Obama can’t be fairly blamed for most job losses, which stemmed from a crisis predating his election. But he has made a bad situation somewhat worse. His unwillingness to advance trade agreements (notably, with Colombia and South Korea) has hurt exports. The hostility to oil and gas drilling penalizes one source of domestic investment spending. More important, the decision to press controversial proposals (health care, climate change) was bound to increase uncertainty and undermine confidence. Some firms are postponing spending projects “until there is more clarity,” Zandi notes. Others are put off by anti-business rhetoric. The recovery’s vigor will determine whether unemployment declines rapidly or stays stubbornly high, and the recovery’s vigor depends heavily on private business. Obama declines to recognize conflicts among goals.
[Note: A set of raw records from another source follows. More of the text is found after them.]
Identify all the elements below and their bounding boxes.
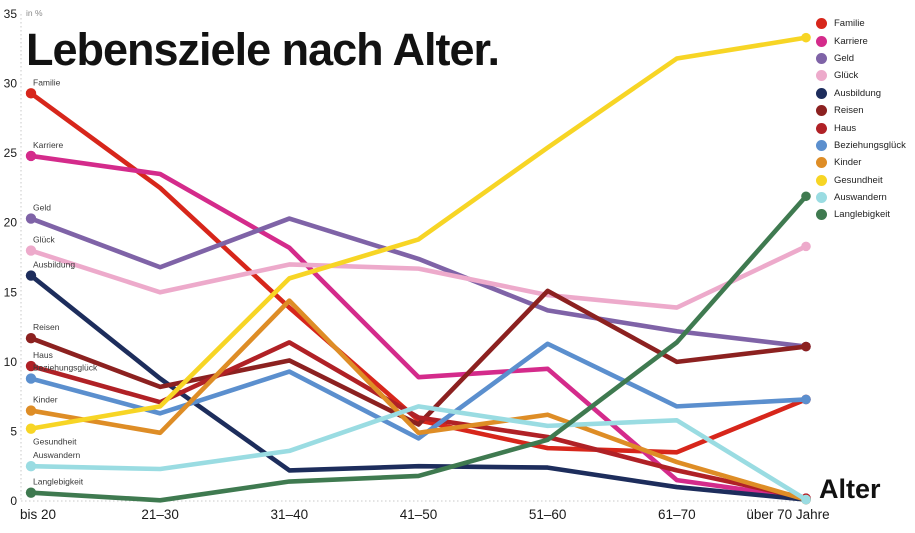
series-line-familie <box>28 91 809 455</box>
y-tick-label: 15 <box>4 285 18 299</box>
series-label-haus: Haus <box>33 350 53 360</box>
legend-color-dot <box>816 70 827 82</box>
series-line-glück <box>28 244 809 310</box>
series-line-auswandern <box>28 404 809 502</box>
legend-label: Kinder <box>834 157 862 169</box>
legend-color-dot <box>816 18 827 30</box>
legend-label: Langlebigkeit <box>834 209 890 221</box>
series-start-dot-haus <box>25 360 37 372</box>
x-tick-label: 31–40 <box>271 507 309 522</box>
series-line-karriere <box>28 153 809 501</box>
series-label-glück: Glück <box>33 235 55 245</box>
page-title: Lebensziele nach Alter. <box>26 24 500 75</box>
series-line-geld <box>28 216 809 349</box>
series-end-dot-reisen <box>801 341 811 352</box>
x-tick-label: 51–60 <box>529 507 567 522</box>
legend-item-auswandern: Auswandern <box>816 189 906 206</box>
x-tick-label: über 70 Jahre <box>746 507 829 522</box>
legend-color-dot <box>816 209 827 221</box>
series-line-langlebigkeit <box>28 193 809 503</box>
series-end-dot-auswandern <box>801 494 811 505</box>
series-label-auswandern: Auswandern <box>33 450 81 460</box>
series-start-dot-geld <box>25 213 37 224</box>
y-axis-unit-label: in % <box>26 8 43 18</box>
x-tick-label: 61–70 <box>658 507 696 522</box>
legend-label: Karriere <box>834 35 868 47</box>
legend-item-ausbildung: Ausbildung <box>816 85 906 102</box>
series-end-dot-glück <box>801 241 811 252</box>
series-line-beziehungsglück <box>28 341 809 441</box>
series-label-reisen: Reisen <box>33 322 60 332</box>
legend-item-familie: Familie <box>816 15 906 32</box>
x-tick-label: 41–50 <box>400 507 438 522</box>
y-tick-label: 20 <box>4 216 18 230</box>
legend-color-dot <box>816 35 827 47</box>
y-tick-label: 25 <box>4 146 18 160</box>
legend-item-haus: Haus <box>816 119 906 136</box>
legend-color-dot <box>816 122 827 134</box>
legend: Familie Karriere Geld Glück Ausbildung Reisen… <box>816 15 906 224</box>
y-tick-label: 10 <box>4 355 18 369</box>
y-tick-label: 35 <box>4 7 18 21</box>
legend-item-gesundheit: Gesundheit <box>816 172 906 189</box>
series-start-dot-karriere <box>25 150 37 162</box>
series-end-dot-gesundheit <box>801 32 811 43</box>
series-line-ausbildung <box>28 273 809 502</box>
legend-color-dot <box>816 87 827 99</box>
series-start-dot-ausbildung <box>25 270 37 281</box>
legend-item-reisen: Reisen <box>816 102 906 119</box>
series-label-langlebigkeit: Langlebigkeit <box>33 477 84 487</box>
series-start-dot-gesundheit <box>25 423 37 434</box>
legend-label: Familie <box>834 18 865 30</box>
series-line-haus <box>28 340 809 501</box>
x-tick-label: 21–30 <box>141 507 179 522</box>
series-start-dot-langlebigkeit <box>25 487 37 498</box>
legend-item-beziehungsglück: Beziehungsglück <box>816 137 906 154</box>
series-start-dot-auswandern <box>25 461 37 472</box>
x-axis-title: Alter <box>819 474 881 504</box>
series-end-dot-langlebigkeit <box>801 191 811 202</box>
legend-label: Beziehungsglück <box>834 139 906 151</box>
legend-item-kinder: Kinder <box>816 154 906 171</box>
series-label-ausbildung: Ausbildung <box>33 260 75 270</box>
series-start-dot-kinder <box>25 405 37 416</box>
legend-label: Auswandern <box>834 192 887 204</box>
series-label-familie: Familie <box>33 77 61 87</box>
series-label-gesundheit: Gesundheit <box>33 437 77 447</box>
legend-item-langlebigkeit: Langlebigkeit <box>816 206 906 223</box>
legend-color-dot <box>816 157 827 169</box>
y-tick-label: 30 <box>4 77 18 91</box>
legend-color-dot <box>816 52 827 64</box>
legend-label: Gesundheit <box>834 174 883 186</box>
legend-color-dot <box>816 105 827 117</box>
series-label-geld: Geld <box>33 203 51 213</box>
series-start-dot-familie <box>25 88 37 99</box>
legend-label: Glück <box>834 70 859 82</box>
legend-label: Geld <box>834 52 855 64</box>
x-tick-label: bis 20 <box>20 507 56 522</box>
series-start-dot-beziehungsglück <box>25 373 37 384</box>
series-label-kinder: Kinder <box>33 395 58 405</box>
series-line-kinder <box>28 298 809 502</box>
legend-color-dot <box>816 192 827 204</box>
series-line-reisen <box>28 288 809 427</box>
legend-color-dot <box>816 174 827 186</box>
series-line-gesundheit <box>28 35 809 431</box>
series-start-dot-reisen <box>25 333 37 344</box>
legend-item-geld: Geld <box>816 50 906 67</box>
legend-item-karriere: Karriere <box>816 32 906 49</box>
legend-item-glück: Glück <box>816 67 906 84</box>
legend-label: Ausbildung <box>834 87 882 99</box>
series-label-beziehungsglück: Beziehungsglück <box>33 363 98 373</box>
series-label-karriere: Karriere <box>33 140 64 150</box>
y-tick-label: 0 <box>10 494 17 508</box>
legend-label: Haus <box>834 122 857 134</box>
series-end-dot-beziehungsglück <box>801 394 811 405</box>
legend-label: Reisen <box>834 105 864 117</box>
series-start-dot-glück <box>25 245 37 256</box>
y-tick-label: 5 <box>10 424 17 438</box>
legend-color-dot <box>816 139 827 151</box>
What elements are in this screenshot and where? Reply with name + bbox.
Choices were made — and jobs weren’t always Job One.

Is he serious?  Unemployment is high because we don’t have a trade agreement with South Korea and new oil fields haven’t been opened up?  To say that’s tissue thin is to insult tissues everywhere.  And suggesting that healthcare reform and “anti-business rhetoric” are slowing down the recovery hardly passes the laugh test either.  Surely Samuelson could have invented something better than this if he was really that desperate to hang something on Obama?

If Samuelson really cared about job growth, he might have spared a word or three for Republicans in Congress, who have steadfastly refused to consider the kind of serious stimulus measures that might actually promote employment.  But they stay oddly out of the picture.  I wonder why?